ZOO CITY by Lauren Beukes (Angry Robot, 2010).
This novel won the 2011 Arthur C. Clarke Award for the best work of Science Fiction published in Britain. Joey HiFi also won the best cover art award at the British Science Fiction Association Awards. Lauren Beukes is a white South African author who was a freelance journalist for ten years.
Like so much of recent Sci-Fi, Beukes doesn’t need to invent a futuristic setting – the noughties have enough strangeness, tension and technology to fuel any half way decent story. So, when she writes of the fascination with the trappings of fame where “even vague proximity to celebrity turns people into attention whores, especially teenagers”, it is clear that this is our present day world.

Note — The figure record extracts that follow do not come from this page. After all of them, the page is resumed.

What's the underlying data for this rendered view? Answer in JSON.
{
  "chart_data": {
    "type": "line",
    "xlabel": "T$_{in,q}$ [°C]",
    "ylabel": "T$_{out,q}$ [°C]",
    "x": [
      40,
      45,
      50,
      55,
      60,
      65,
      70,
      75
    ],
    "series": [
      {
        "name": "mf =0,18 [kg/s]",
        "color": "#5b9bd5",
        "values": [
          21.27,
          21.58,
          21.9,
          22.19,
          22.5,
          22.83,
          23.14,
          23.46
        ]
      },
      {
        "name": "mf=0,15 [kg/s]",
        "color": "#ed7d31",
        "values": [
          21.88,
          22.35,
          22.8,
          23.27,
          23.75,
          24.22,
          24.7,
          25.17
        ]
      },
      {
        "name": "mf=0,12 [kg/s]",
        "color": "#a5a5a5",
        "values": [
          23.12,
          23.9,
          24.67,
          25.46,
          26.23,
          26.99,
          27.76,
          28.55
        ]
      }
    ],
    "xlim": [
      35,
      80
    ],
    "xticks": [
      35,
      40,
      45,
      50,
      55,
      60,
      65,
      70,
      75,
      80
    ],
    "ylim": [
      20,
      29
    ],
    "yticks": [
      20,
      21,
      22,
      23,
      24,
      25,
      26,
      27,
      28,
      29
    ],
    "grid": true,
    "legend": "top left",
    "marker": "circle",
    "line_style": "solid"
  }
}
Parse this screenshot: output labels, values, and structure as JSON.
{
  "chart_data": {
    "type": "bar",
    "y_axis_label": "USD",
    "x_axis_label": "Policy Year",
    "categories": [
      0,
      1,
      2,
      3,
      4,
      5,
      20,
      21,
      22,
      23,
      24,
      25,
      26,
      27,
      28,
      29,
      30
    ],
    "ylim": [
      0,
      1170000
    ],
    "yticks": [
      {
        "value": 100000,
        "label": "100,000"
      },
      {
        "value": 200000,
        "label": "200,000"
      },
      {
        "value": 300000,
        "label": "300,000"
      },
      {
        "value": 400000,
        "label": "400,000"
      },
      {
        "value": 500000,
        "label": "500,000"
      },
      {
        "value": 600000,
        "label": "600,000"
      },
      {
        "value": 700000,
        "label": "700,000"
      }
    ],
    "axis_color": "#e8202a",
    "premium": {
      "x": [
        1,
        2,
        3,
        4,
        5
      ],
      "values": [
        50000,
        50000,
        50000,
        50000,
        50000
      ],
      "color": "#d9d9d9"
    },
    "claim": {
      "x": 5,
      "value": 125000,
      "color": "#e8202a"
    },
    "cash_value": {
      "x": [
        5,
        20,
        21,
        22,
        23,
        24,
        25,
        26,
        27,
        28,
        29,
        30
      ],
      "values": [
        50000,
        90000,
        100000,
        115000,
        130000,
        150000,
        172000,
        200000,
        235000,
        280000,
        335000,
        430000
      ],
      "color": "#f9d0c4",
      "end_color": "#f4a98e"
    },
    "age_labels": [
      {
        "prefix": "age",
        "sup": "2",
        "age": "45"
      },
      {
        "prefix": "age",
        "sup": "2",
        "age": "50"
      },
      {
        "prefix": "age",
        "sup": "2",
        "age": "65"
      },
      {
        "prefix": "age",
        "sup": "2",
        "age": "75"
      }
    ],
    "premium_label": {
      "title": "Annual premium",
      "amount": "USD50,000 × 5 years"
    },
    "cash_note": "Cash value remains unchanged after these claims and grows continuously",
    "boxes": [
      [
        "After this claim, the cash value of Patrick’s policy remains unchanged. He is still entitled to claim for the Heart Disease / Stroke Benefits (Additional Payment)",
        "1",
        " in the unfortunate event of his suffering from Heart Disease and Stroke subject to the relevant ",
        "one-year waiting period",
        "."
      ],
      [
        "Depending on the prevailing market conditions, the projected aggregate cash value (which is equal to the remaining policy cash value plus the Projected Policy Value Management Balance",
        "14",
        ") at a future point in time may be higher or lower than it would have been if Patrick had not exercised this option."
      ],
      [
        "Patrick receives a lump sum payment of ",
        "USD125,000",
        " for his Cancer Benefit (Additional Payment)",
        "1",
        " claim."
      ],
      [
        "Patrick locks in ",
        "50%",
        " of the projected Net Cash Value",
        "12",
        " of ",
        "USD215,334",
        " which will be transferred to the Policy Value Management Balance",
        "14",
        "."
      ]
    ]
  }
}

Although Beukes lives in Cape Town, the fictional events take place in Johannesburg which is portrayed as “cheap knock-off” city where drugs.poverty and criminality are a way of life. The Zoo City of the title is a kind of quarantine camp in that it is a heavily policed claustrophobic urban zone. Criminals are forced to carry animals as what the central character, Zinzi December, describes as “the physical manifestation of our sin”. This establishes an artificial and visible divide between the ‘good’ citizens and the transgressors and is akin to the idea of having somewhere wearing a placard detailing what crime they have committed.
Zinzi. who was ‘animalled’ with a sloth in 2006, describes herself as “an outrageously inexpensive indie boutique kinda girl” who finds barbed wire and broken windows comforting. She has the ability to trace lost objects and ekes out a hand-to-mouth income by getting money for finding things for people (often playing an active role in losing the items in the first place!).
The sprawling plot is rooted in a shady deal in which she is her assigned to find Songweza, a singer who is one half of a teeny-bop duo (a “nu-’80s mod rocker”).
Beukes’ writing style is, like her sassy heroine, “counter-culture aspirational” in which he uses her journalistic experience to explore underground club scenes and rehab centres. She combines elements of hard-boiled crime fiction with Cyberpunk attitude.
Although it is set in South Africa race never specifically an issue; Zinzi is called a “darkie girl” but people are not identified by skin colour. The dysfunctional society is more a product of a gulf between the haves and the have-nots.
While Beukes relishes every chance to use snappy wise-cracks, these are used self-consciously and her writing is too often weighed down by peripheral details. Take, for example, this description of Zinzi’s first visit to the Haven rehab centre: “She opens the door into a spacious lounge with chairs arranged in a loose arc, facing a huge open fireplace – big enough to cook children in. Above the mantelpiece is a mounted Perspex light, featuring a naive drawing of a cocky gentleman devil smoking a pipe, reclining in an armchair. On the opposite wall is a dreamy etching of a goat with its head bowed and a chain around its neck”. The menacing fireplace, cocky gentleman and dreamy goat are all good images but throwing all three together makes the text too heavy – it drags along when it should be flying.
Another irritant, at least for me, was the amount of Africana words that pepper the text. Either there should have been a glossary or these should have been used more sparingly. Here’s an example: “Hayibo, sisi. So cynical and you with a shavi.…..my dlozi says you will need a reading. The amathambo will help you”.
I really wanted to like this book but found that half way through I hit a kind of dead-end. While the premise is intriguing, Beukes doesn’t back it up with a tight plot or people the fiction with characters I could care about. It could have been brilliant but ends up being so-so.